By the time I knew her, she was a bird with wrinkled skin the texture of feathers. Everything about her was soft, her birdy chortle of a laugh, her words as she said, “My lands!” and slapped her soft knee. Her nose grew beaklike, too, and everything about her diminished except her bright, dark bird eyes, watching the world sharply.
My father’s mother stood upright in my youngest years, holding my fingers as I learned to walk on the stepping stones in her yard. As I grew taller time bent her spine into an archer’s bow, the invisible line of gravity pulling more taut each year until her body inscribed a letter C or a question mark. Then the C closed and she became a small tidy bird with her head very nearly tucked under her wing. Her arthritic hands were small letter Cs, also, with gothic knobs and twisted calligraphy.

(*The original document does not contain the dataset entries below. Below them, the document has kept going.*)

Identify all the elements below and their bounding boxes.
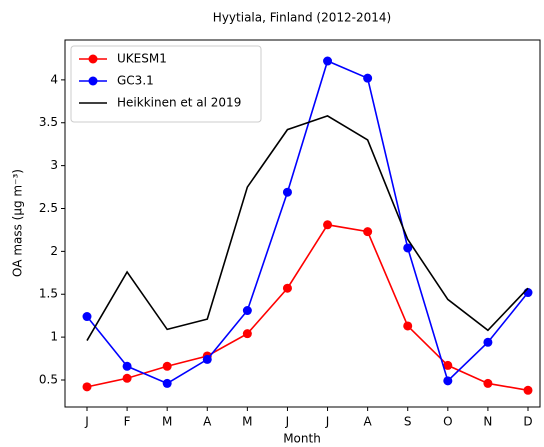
y-axis-label: OA mass (μg m⁻³): [11, 169, 25, 277]
data-point: [363, 73, 373, 83]
chart-title: Hyytiala, Finland (2012-2014): [213, 11, 391, 25]
x-tick-label: A: [364, 415, 373, 429]
data-point: [242, 306, 252, 316]
data-point: [162, 378, 172, 388]
y-tick-label: 1: [50, 330, 58, 344]
series-line: [86, 223, 529, 392]
x-tick-label: J: [84, 415, 89, 429]
x-tick-label: M: [162, 415, 172, 429]
y-tick-label: 1.5: [39, 287, 58, 301]
data-point: [443, 376, 453, 386]
data-point: [202, 354, 212, 364]
y-tick-label: 4: [50, 72, 58, 86]
data-point: [443, 360, 453, 370]
data-point: [282, 283, 292, 293]
series-line: [86, 59, 529, 385]
legend-box: [70, 45, 262, 123]
x-tick-label: J: [285, 415, 290, 429]
x-tick-label: A: [203, 415, 212, 429]
data-point: [523, 385, 533, 395]
series-line: [86, 115, 529, 341]
x-tick-label: J: [325, 415, 330, 429]
x-tick-label: N: [483, 415, 492, 429]
data-point: [122, 373, 132, 383]
plot-frame: [64, 39, 541, 408]
x-tick-label: M: [242, 415, 252, 429]
data-point: [363, 227, 373, 237]
x-tick-label: F: [124, 415, 131, 429]
x-tick-label: S: [404, 415, 412, 429]
data-point: [323, 220, 333, 230]
data-point: [242, 329, 252, 339]
y-tick-label: 2: [50, 244, 58, 258]
data-point: [403, 243, 413, 253]
legend-label: GC3.1: [117, 74, 154, 88]
data-point: [403, 321, 413, 331]
data-point: [82, 382, 92, 392]
data-point: [483, 378, 493, 388]
data-point: [122, 361, 132, 371]
y-tick-label: 0.5: [39, 372, 58, 386]
data-point: [483, 337, 493, 347]
data-point: [323, 56, 333, 66]
legend-label: Heikkinen et al 2019: [117, 96, 241, 110]
y-tick-label: 3: [50, 158, 58, 172]
y-tick-label: 2.5: [39, 201, 58, 215]
legend-marker: [88, 76, 98, 86]
y-tick-label: 3.5: [39, 115, 58, 129]
data-point: [282, 187, 292, 197]
data-point: [162, 361, 172, 371]
x-tick-label: D: [523, 415, 532, 429]
legend-marker: [88, 54, 98, 64]
legend-label: UKESM1: [117, 52, 167, 66]
x-axis-label: Month: [283, 432, 321, 446]
x-tick-label: O: [443, 415, 452, 429]
data-point: [82, 312, 92, 322]
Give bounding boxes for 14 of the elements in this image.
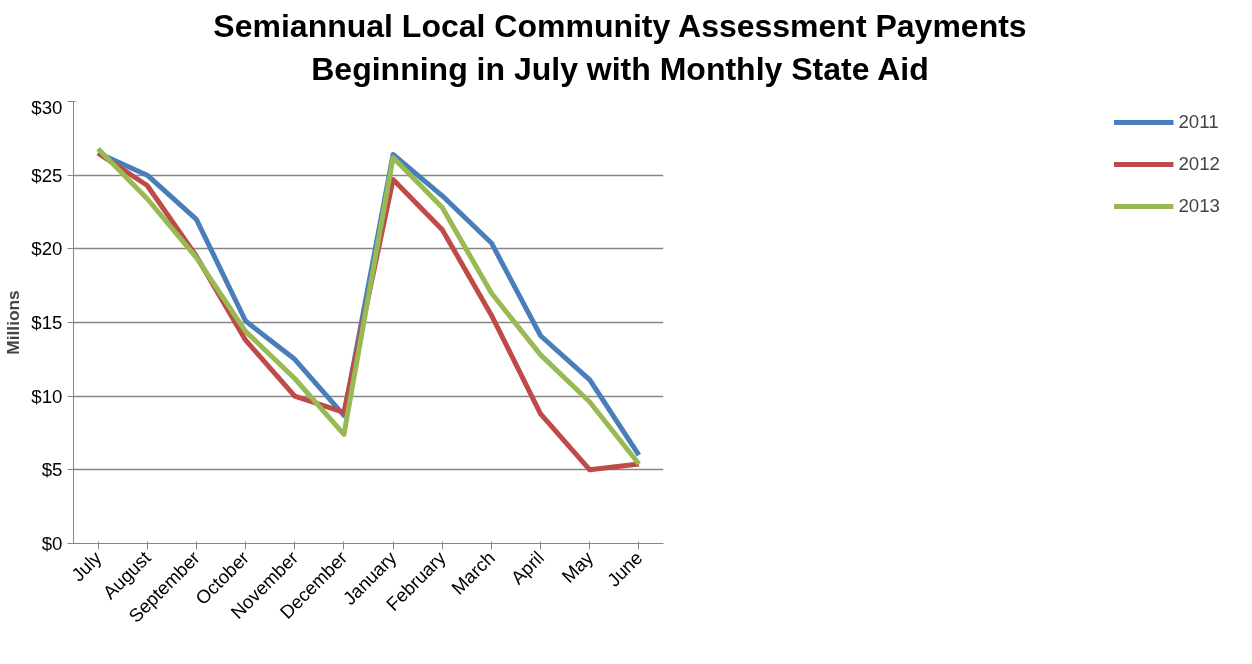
chart-title: Semiannual Local Community Assessment Payments Beginning in July with Monthly State Aid — [213, 7, 1027, 90]
y-tick-label: $25 — [31, 165, 63, 187]
y-tick-label: $10 — [31, 386, 63, 408]
y-tick-label: $5 — [41, 459, 63, 481]
y-tick-label: $15 — [31, 312, 63, 334]
y-axis-title: Millions — [3, 290, 24, 356]
legend-label: 2012 — [1178, 153, 1220, 176]
x-tick-label: July — [67, 546, 106, 586]
legend-label: 2013 — [1178, 195, 1220, 218]
y-tick-label: $0 — [41, 533, 63, 555]
y-tick-label: $30 — [31, 96, 63, 118]
x-tick-label: May — [557, 546, 598, 588]
legend-label: 2011 — [1178, 111, 1219, 134]
y-tick-label: $20 — [31, 238, 63, 260]
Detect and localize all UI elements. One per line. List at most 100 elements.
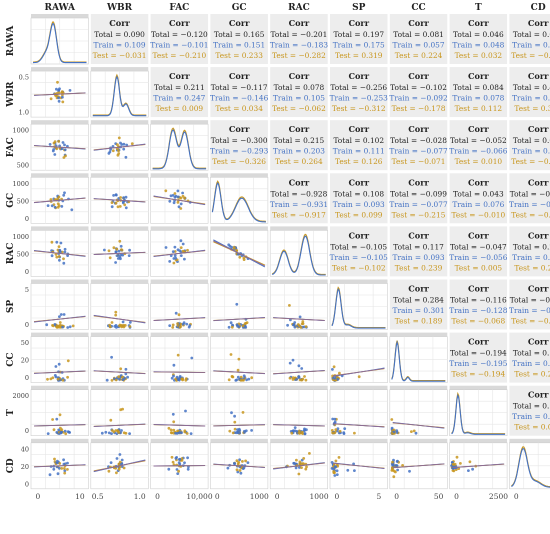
corr-header-wbr-t: Corr <box>468 71 489 81</box>
scatter-point-train-rac-wbr <box>119 257 122 261</box>
scatter-point-train-cd-gc <box>236 470 240 474</box>
corr-train-wbr-cc: Train = −0.092 <box>389 94 447 103</box>
scatter-point-train-gc-fac <box>173 195 177 199</box>
scatter-point-train-cd-fac <box>174 456 178 460</box>
scatter-point-test-cd-t <box>468 460 472 464</box>
column-header-rawa: RAWA <box>44 3 76 13</box>
strip-gc-rawa <box>31 173 89 178</box>
corr-header-gc-cc: Corr <box>408 177 429 187</box>
scatter-point-train-sp-rawa <box>68 325 72 329</box>
strip-sp-sp <box>330 279 388 284</box>
corr-test-wbr-t: Test = 0.112 <box>455 104 503 113</box>
scatter-point-train-cd-sp <box>346 468 350 472</box>
scatter-point-train-gc-rawa <box>70 208 74 212</box>
scatter-point-train-sp-gc <box>244 326 248 329</box>
y-tick-label-rac: 0 <box>25 268 29 276</box>
strip-cc-cc <box>389 332 448 337</box>
scatter-point-train-sp-rac <box>298 315 302 319</box>
strip-cc-gc <box>210 332 268 337</box>
scatter-point-test-cd-fac <box>177 469 181 473</box>
scatter-point-train-sp-rawa <box>58 315 61 318</box>
corr-train-rac-cd: Train = 0.200 <box>512 253 550 262</box>
scatter-point-test-t-sp <box>334 428 338 432</box>
column-header-cc: CC <box>411 3 425 13</box>
scatter-point-train-fac-rawa <box>63 143 66 147</box>
corr-header-gc-rac: Corr <box>289 177 310 187</box>
scatter-point-train-cc-fac <box>170 376 174 380</box>
scatter-point-train-sp-rac <box>286 323 289 327</box>
scatter-point-train-fac-rawa <box>60 147 64 151</box>
strip-sp-wbr <box>90 279 149 284</box>
corr-panel-cc-t <box>449 332 508 383</box>
scatter-point-test-sp-rawa <box>58 325 62 329</box>
corr-header-sp-t: Corr <box>468 284 489 294</box>
strip-rac-rawa <box>31 226 89 231</box>
scatter-point-test-t-wbr <box>109 418 113 422</box>
corr-train-cc-cd: Train = 0.109 <box>512 359 550 368</box>
scatter-point-test-cc-gc <box>236 368 240 372</box>
scatter-point-test-t-cc <box>390 418 394 421</box>
column-header-sp: SP <box>352 3 365 13</box>
strip-rac-fac <box>150 226 209 231</box>
scatter-point-test-cc-wbr <box>110 379 114 382</box>
scatter-point-test-gc-wbr <box>118 205 122 208</box>
x-tick-label-t: 0 <box>454 492 459 501</box>
scatter-point-train-gc-wbr <box>124 195 128 199</box>
scatter-point-train-fac-rawa <box>48 143 52 146</box>
corr-header-rawa-rac: Corr <box>289 18 310 28</box>
corr-total-fac-sp: Total = 0.102 <box>333 136 384 145</box>
strip-cd-wbr <box>90 438 149 443</box>
scatter-point-train-cc-wbr <box>105 378 109 382</box>
scatter-point-test-sp-wbr <box>118 324 121 328</box>
scatter-point-test-cd-fac <box>171 460 175 464</box>
fit-line-total-cc-sp <box>332 367 385 377</box>
scatter-point-test-cd-rawa <box>53 457 56 461</box>
scatter-point-test-gc-fac <box>183 196 187 200</box>
corr-total-cc-cd: Total = 0.137 <box>513 349 550 358</box>
corr-panel-sp-cc <box>389 279 448 330</box>
density-curve-train-sp-sp <box>331 288 386 329</box>
scatter-point-train-t-rawa <box>55 431 59 434</box>
strip-wbr-rawa <box>31 67 89 72</box>
scatter-point-train-cd-fac <box>186 467 190 471</box>
corr-header-rawa-wbr: Corr <box>109 18 130 28</box>
fit-line-total-t-cc <box>392 422 445 429</box>
scatter-point-test-cc-wbr <box>119 367 123 371</box>
scatter-point-train-cd-gc <box>238 458 242 462</box>
strip-cc-wbr <box>90 332 149 337</box>
scatter-point-test-cc-sp <box>338 371 341 375</box>
y-tick-label-fac: 1000 <box>12 127 29 135</box>
corr-header-wbr-cc: Corr <box>408 71 429 81</box>
scatter-point-train-t-rac <box>303 428 307 432</box>
corr-panel-rawa-gc <box>210 14 268 64</box>
y-tick-label-cd: 0 <box>25 480 29 488</box>
corr-panel-rawa-cc <box>389 14 448 64</box>
corr-train-rac-sp: Train = −0.105 <box>330 253 389 262</box>
x-tick-label-t: 2500 <box>489 492 508 501</box>
corr-test-rawa-gc: Test = 0.233 <box>215 51 263 60</box>
scatter-point-test-cd-gc <box>244 459 248 463</box>
fit-line-total-cd-rawa <box>33 464 86 468</box>
scatter-point-test-cd-gc <box>241 460 244 463</box>
scatter-point-train-t-gc <box>230 411 233 415</box>
y-tick-label-rac: 1000 <box>12 233 29 241</box>
corr-test-fac-cc: Test = −0.071 <box>392 157 446 166</box>
corr-panel-rac-sp <box>330 226 388 277</box>
corr-test-rac-cc: Test = 0.239 <box>395 263 443 272</box>
scatter-point-train-rac-fac <box>176 248 180 252</box>
corr-header-cc-cd: Corr <box>528 337 549 347</box>
scatter-point-test-rac-wbr <box>112 246 116 250</box>
x-tick-label-wbr: 0.5 <box>92 492 104 501</box>
corr-header-rac-t: Corr <box>468 230 489 240</box>
scatter-point-train-rac-gc <box>227 243 231 247</box>
corr-test-t-cd: Test = 0.048 <box>514 423 550 432</box>
corr-panel-sp-t <box>449 279 508 330</box>
scatter-point-train-cd-rawa <box>52 467 56 471</box>
density-curve-test-fac-fac <box>152 127 207 169</box>
scatter-point-test-cc-rawa <box>66 359 70 363</box>
scatter-point-test-gc-wbr <box>119 196 122 199</box>
scatter-point-test-t-gc <box>233 420 237 424</box>
corr-header-sp-cc: Corr <box>408 284 429 294</box>
strip-wbr-wbr <box>90 67 149 72</box>
strip-t-sp <box>330 385 388 390</box>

It’s Satchmo who makes me think of Grandma these days, how my brothers and I loved to have Grandma as a babysitter. When we slept over at her house, she fed us stacks of Twinkies and let us stay up to watch Johnny Carson with her, playing rummy until we were all maniacally wound-up. So my mother thought to have Grandma babysit at our own house, instead, thinking we children would get more sleep. My parents would leave the house, exacting promises that we would take it easy on Grandma. As soon as she left the living room for the kitchen, my older brother would leap up on the couch and change the hands of the big clock, to put off bedtime by another hour. Then we would call her into the living room while Burl changed the kitchen clock, to match. And sooner or later she would settle in a comfortable chair, trying to figure out what to do with three rambunctious children. Immediately the cat would climb onto her lap and she would start the bird dance of shooing away a persistent animal. My brothers and I found this endlessly entertaining, as she grew more flustered until she shouted at us to get “that varmint” away from her.
Satchmo, too, is drawn to the family member who is least likely to want him, and that is Scott. Satchmo is not a lap-climbing kitty, yet, but meows incessantly at Scott until he is petted and scratched to his heart’s content.
Somehow I doubt I will ever hear the word “varmint” used again by a person truly at home with the word. In mountain terrain there is a large furry mammal called a “marmot,” which sounds enough like varmint in my mind that every mention of the animal makes me smile and think of my birdlike grandmother and her twinkling eyes, as sometimes, just at the right time, the cat would walk to her lap on quiet feet and sneak quietly in, and my varmint-hating Grandma would rest her c-shaped hand onto the warm cat until both were calm enough not to notice the passing of time.
“I think he likes you,” I would whisper.
“Well, I don’t like him,” she’d say, “but he’s alright for now. As long as the varmint is sleeping.” And if conditions were right she would fall asleep, too, in the big rocker, my tired old bird grandma plumb worn out by her grandchildren, her lap a nest for a wild varmint with a loud purr.